Whilst the various devices recorded a range of physiological parameters, with some designed for sports and fitness tracking, patients and clinicians repurposed them to both evaluate symptoms and guide therapies. There was significant variation between clinicians mentioning self-monitoring in their letters, which could reflect different preferences in drawing on and documenting patient-initiated self-monitoring data. Diverse views were voiced in qualitative research and group discussions with some clinicians more willing to interpret and ‘trust’ self-monitoring data than others.

A tangible change that has emerged from the service improvement project is a more generalised understanding and readiness between ICCS clinicians to embrace data from devices providing downloadable single lead ECG traces. Clinicians learnt how these devices were often providing an immediate diagnosis of tachyarrhythmias. Consultant interviewees anticipated this finding whilst highlighting that in some contexts, particularly exercise induced tachyarrhythmias, heart rate alone can provide a useful lead. Device-stored ECG traces enabled firm diagnoses of atrial fibrillation more readily than the diagnosis and subclassification of paroxysmal supraventricular tachycardias (pSVTs), a limitation shared by traditional ambulatory monitoring techniques. There were no examples of high risk tachyarrhythmias amongst the 185 consultations examined in detail, perhaps reflecting their relative rarity in an outpatient setting as well as a disinclination expressed by clinicians to draw on unvalidated data sources in clinical contexts pointing to potentially lethal arrhythmias. The limited evidence concerning the accuracy of current commercially available devices for detection of ventricular arrhythmias has been highlighted [6, 19, 20].

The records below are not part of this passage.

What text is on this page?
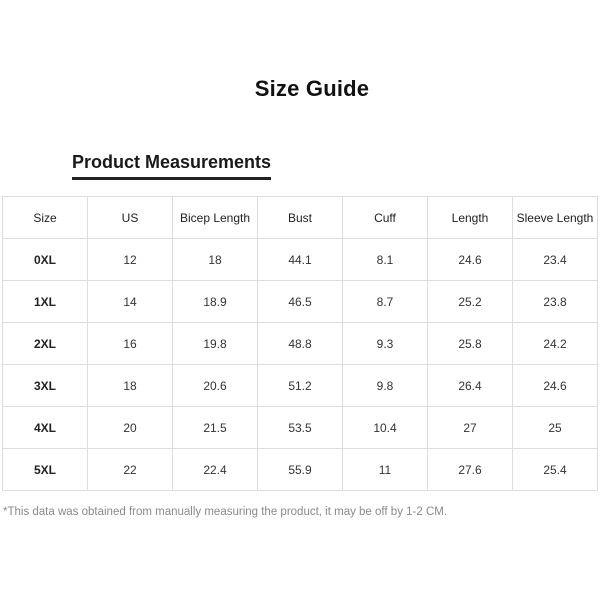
Size Guide
Product Measurements
Size	US	Bicep Length	Bust	Cuff	Length	Sleeve Length
0XL	12	18	44.1	8.1	24.6	23.4
1XL	14	18.9	46.5	8.7	25.2	23.8
2XL	16	19.8	48.8	9.3	25.8	24.2
3XL	18	20.6	51.2	9.8	26.4	24.6
4XL	20	21.5	53.5	10.4	27	25
5XL	22	22.4	55.9	11	27.6	25.4
*This data was obtained from manually measuring the product, it may be off by 1-2 CM.
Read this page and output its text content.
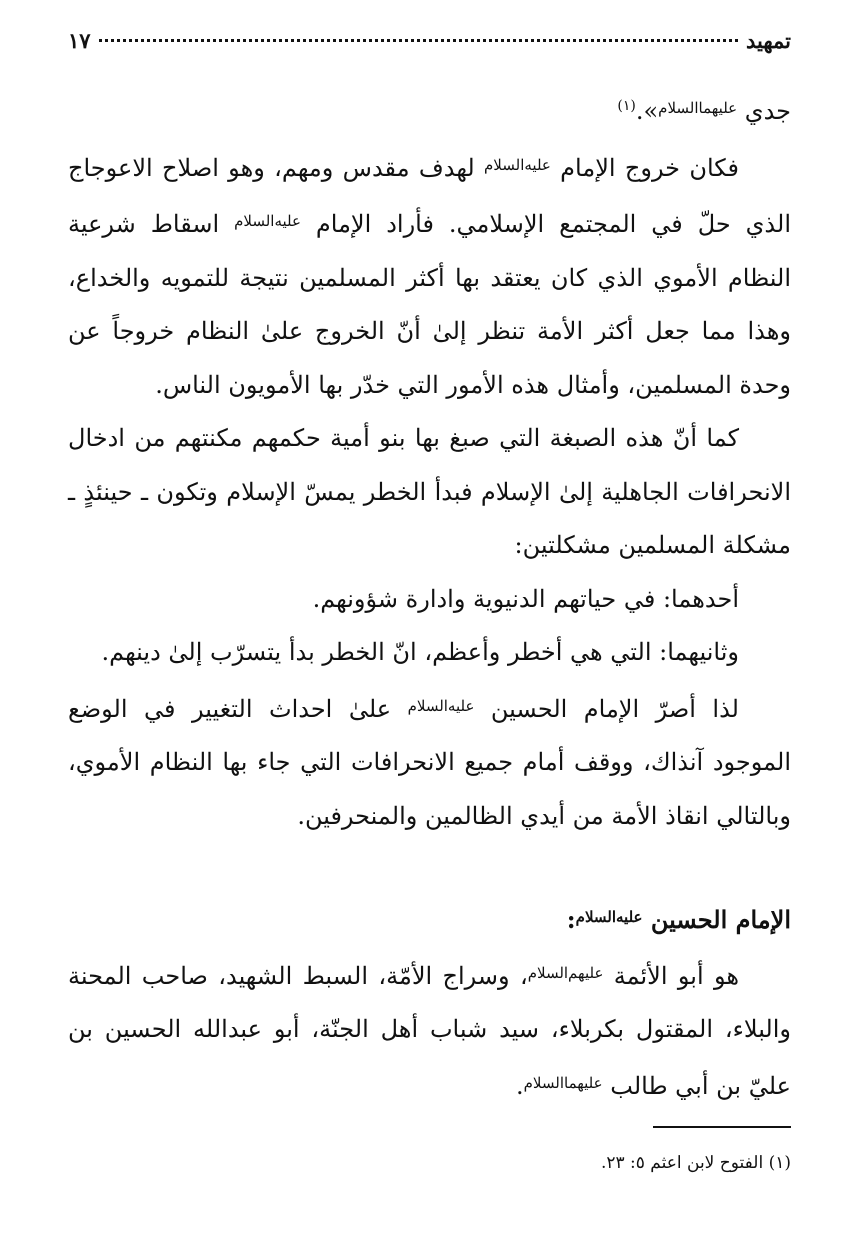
تمهيد
١٧

جدي $^{عليهما‌السلام}$».$^{(١)}$

فكان خروج الإمام $^{عليه‌السلام}$ لهدف مقدس ومهم، وهو اصلاح الاعوجاج الذي حلّ في المجتمع الإسلامي. فأراد الإمام $^{عليه‌السلام}$ اسقاط شرعية النظام الأموي الذي كان يعتقد بها أكثر المسلمين نتيجة للتمويه والخداع، وهذا مما جعل أكثر الأمة تنظر إلىٰ أنّ الخروج علىٰ النظام خروجاً عن وحدة المسلمين، وأمثال هذه الأمور التي خدّر بها الأمويون الناس.

كما أنّ هذه الصبغة التي صبغ بها بنو أمية حكمهم مكنتهم من ادخال الانحرافات الجاهلية إلىٰ الإسلام فبدأ الخطر يمسّ الإسلام وتكون ـ حينئذٍ ـ مشكلة المسلمين مشكلتين:

أحدهما: في حياتهم الدنيوية وادارة شؤونهم.

وثانيهما: التي هي أخطر وأعظم، انّ الخطر بدأ يتسرّب إلىٰ دينهم.

لذا أصرّ الإمام الحسين $^{عليه‌السلام}$ علىٰ احداث التغيير في الوضع الموجود آنذاك، ووقف أمام جميع الانحرافات التي جاء بها النظام الأموي، وبالتالي انقاذ الأمة من أيدي الظالمين والمنحرفين.

الإمام الحسين $^{عليه‌السلام}$:

هو أبو الأئمة $^{عليهم‌السلام}$، وسراج الأمّة، السبط الشهيد، صاحب المحنة والبلاء، المقتول بكربلاء، سيد شباب أهل الجنّة، أبو عبدالله الحسين بن عليّ بن أبي طالب $^{عليهما‌السلام}$.

(١) الفتوح لابن اعثم ٥: ٢٣.
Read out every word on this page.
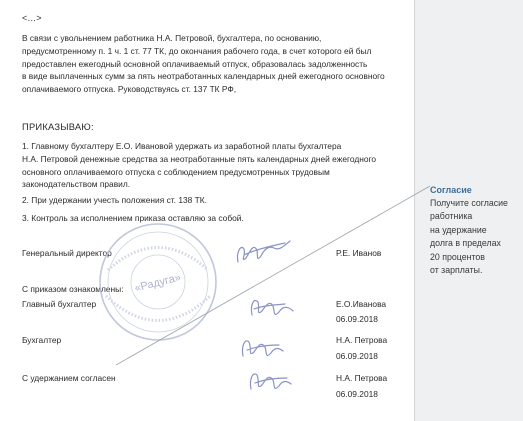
<…>
В связи с увольнением работника Н.А. Петровой, бухгалтера, по основанию,
предусмотренному п. 1 ч. 1 ст. 77 ТК, до окончания рабочего года, в счет которого ей был
предоставлен ежегодный основной оплачиваемый отпуск, образовалась задолженность
в виде выплаченных сумм за пять неотработанных календарных дней ежегодного основного
оплачиваемого отпуска. Руководствуясь ст. 137 ТК РФ,
ПРИКАЗЫВАЮ:
1. Главному бухгалтеру Е.О. Ивановой удержать из заработной платы бухгалтера
Н.А. Петровой денежные средства за неотработанные пять календарных дней ежегодного
основного оплачиваемого отпуска с соблюдением предусмотренных трудовым
законодательством правил.
2. При удержании учесть положения ст. 138 ТК.
3. Контроль за исполнением приказа оставляю за собой.
Генеральный директор	Р.Е. Иванов
С приказом ознакомлены:
Главный бухгалтер	Е.О.Иванова
06.09.2018
Бухгалтер	Н.А. Петрова
06.09.2018
С удержанием согласен	Н.А. Петрова
06.09.2018
«Радуга»
Согласие
Получите согласие
работника
на удержание
долга в пределах
20 процентов
от зарплаты.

Although the number of patients in whom narrow complex tachyarrhythmias (AF or SVTs) were diagnosed directly through self-monitoring was small (just 8 patients) it was notable that a high proportion (5) were referred on for non-pharmacological rhythm control interventions, all but one of whom were diagnosed with wearables. A high intervention rate might be explained by the fact that whilst prevalence of atrial fibrillation increases with age, symptom burden is often higher in younger groups; and the most common supraventricular tachycardia, atrioventricular nodal re-entrant tachycardia has a bimodal age distribution. The 5 patients accessing rhythm control therapies were younger than those managed by rate control. Interestingly, a similar finding, with an increased rate of catheter ablations for AF in patients using wearables compared with non-users has been reported [21]. This may indicate age-related differences in tolerability of tachyarrhythmias (as, like ours, this study also found the median age of wearables users was lower); increased patient awareness of the condition as a result of their wearables’ data; or that clinicians are nudged towards a rhythm control strategy by data from wearables. A need for prospective randomized long term evaluation of the association between wearables and healthcare usage and outcomes has been proposed [21].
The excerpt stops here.